The setting is a post–World War II Polish village where the locals ostracize their own — two brothers — Josek (Maciej Stuhr) who inexplicably “plants” Jewish tombstones — which had been used as road covers — in a wheat field, and his brother Franek (Ireneusz Czop) who returns after years in Chicago. Why the antagonism toward the brothers?
Cinematographer Pawel Edelman so accurately captures the Polish countryside that I could smell the earthy wheat fields near the village. So like those surrounding the shtetl where my family members and their neighbors lie buried.
Following the film’s October 15 preview at Manhattan’s JCC — attended by the film’s producer Dariusz Jablonski, moderator Columbia University film scholar Annette Insdorf later told me how impressed she was with the sold out “well-informed audience. It was,” she said “what I would call the ‘creme de la crème’ of the ‘Polska intelligentsia’ which included Polish Cultural Attache Jerzy Onuch and Polish Consul General Ewa Junczyk-Ziomecka.”
Insdorf called on Mordechai Paltiel, who, she explained “is noted for his pioneering work with Yad Vashem in acknowledging Righteous Gentiles… He picked up on something I had said, namely that my own father survived the Holocaust because he and his brothers were hidden by Polish peasants in the woods.” Insdorf added, “”Aftermath” includes no Righteous Gentiles, no character representing the smaller number of Poles who risked their lives to save Jewish neighbors.”
I caught up with Slawomir Grunberg who was a participant at the JCC event and will be a panel member following the November 11 screening of “Aftermath” at the Jewish Film Festival in Philadelphia. In 2005 he made the documentary film, “The Legacy of Jedwabne” [a town where Jews were massacred in 1941] which he said “dealt with righteous Gentiles — Poles who saved several Jews in Jedwabne but also dealt with the fear of openly acknowledging this fact by those righteous Gentiles in Poland today.”
Also at the JCC screening, Katka Reszke, author of “Return of the Jew” which explores the identity narratives of post-Holocaust third generation Jews of Poland who told me: “’Aftermath’s’ power lies precisely in the fact that it is a work of fiction [reaching] a more diverse audience and offers an uncompromising rhetoric… needed in Poland in its struggle to come to terms [with] the darkest chapter of Polish-Jewish relations. It does not try to reconcile. It does not heal wounds. It is merciless.”

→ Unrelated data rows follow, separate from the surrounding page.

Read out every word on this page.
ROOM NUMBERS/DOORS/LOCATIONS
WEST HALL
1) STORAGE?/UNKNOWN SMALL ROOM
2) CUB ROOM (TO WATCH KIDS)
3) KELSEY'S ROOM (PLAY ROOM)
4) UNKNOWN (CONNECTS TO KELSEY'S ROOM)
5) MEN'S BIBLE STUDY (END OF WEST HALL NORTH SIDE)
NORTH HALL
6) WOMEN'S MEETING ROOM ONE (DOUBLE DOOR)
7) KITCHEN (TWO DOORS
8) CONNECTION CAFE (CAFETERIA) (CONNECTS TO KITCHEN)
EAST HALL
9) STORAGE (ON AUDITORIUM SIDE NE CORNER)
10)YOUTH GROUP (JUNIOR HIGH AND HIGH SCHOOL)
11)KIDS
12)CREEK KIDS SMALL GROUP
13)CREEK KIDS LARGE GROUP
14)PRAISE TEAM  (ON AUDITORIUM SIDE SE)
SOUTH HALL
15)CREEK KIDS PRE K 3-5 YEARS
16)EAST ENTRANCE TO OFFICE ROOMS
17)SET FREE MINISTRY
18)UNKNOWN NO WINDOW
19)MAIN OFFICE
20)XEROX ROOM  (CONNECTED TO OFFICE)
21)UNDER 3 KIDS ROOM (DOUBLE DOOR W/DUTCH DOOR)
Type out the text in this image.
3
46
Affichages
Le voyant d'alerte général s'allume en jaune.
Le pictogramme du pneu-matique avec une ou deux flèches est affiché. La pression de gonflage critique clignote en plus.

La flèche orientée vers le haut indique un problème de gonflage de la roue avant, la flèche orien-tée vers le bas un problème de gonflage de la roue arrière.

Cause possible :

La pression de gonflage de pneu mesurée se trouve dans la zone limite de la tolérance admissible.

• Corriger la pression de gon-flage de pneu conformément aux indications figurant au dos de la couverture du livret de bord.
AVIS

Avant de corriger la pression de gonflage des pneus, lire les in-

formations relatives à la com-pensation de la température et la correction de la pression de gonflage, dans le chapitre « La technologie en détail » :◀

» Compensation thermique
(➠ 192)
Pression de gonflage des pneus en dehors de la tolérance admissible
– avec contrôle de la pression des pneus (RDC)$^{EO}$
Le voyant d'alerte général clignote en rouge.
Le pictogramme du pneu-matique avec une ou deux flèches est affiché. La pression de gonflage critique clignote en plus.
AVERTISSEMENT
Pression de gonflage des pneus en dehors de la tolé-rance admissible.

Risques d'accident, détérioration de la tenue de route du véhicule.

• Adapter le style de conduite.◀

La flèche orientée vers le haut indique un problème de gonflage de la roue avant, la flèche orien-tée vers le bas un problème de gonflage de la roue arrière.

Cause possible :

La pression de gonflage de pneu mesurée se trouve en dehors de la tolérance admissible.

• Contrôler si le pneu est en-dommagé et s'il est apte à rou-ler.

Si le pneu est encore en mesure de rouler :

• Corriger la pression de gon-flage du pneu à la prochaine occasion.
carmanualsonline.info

“Aftermath” touched such a nerve that it was banned from some local cinemas and its leading actor received death threats. It is the winner of the Yad Vashem Chairman’s Award at the 2013 Jerusalem Film Festival and the 2012 Critics Prize at Poland’s most important Gydnia Film Festival.
According to “Aftermath” producer Dariusz Jablonski: “More people in Poland preferred watching “Aftermath” at home on DVD.”
It opens November 1 at the Lincoln Plaza. See it with someone.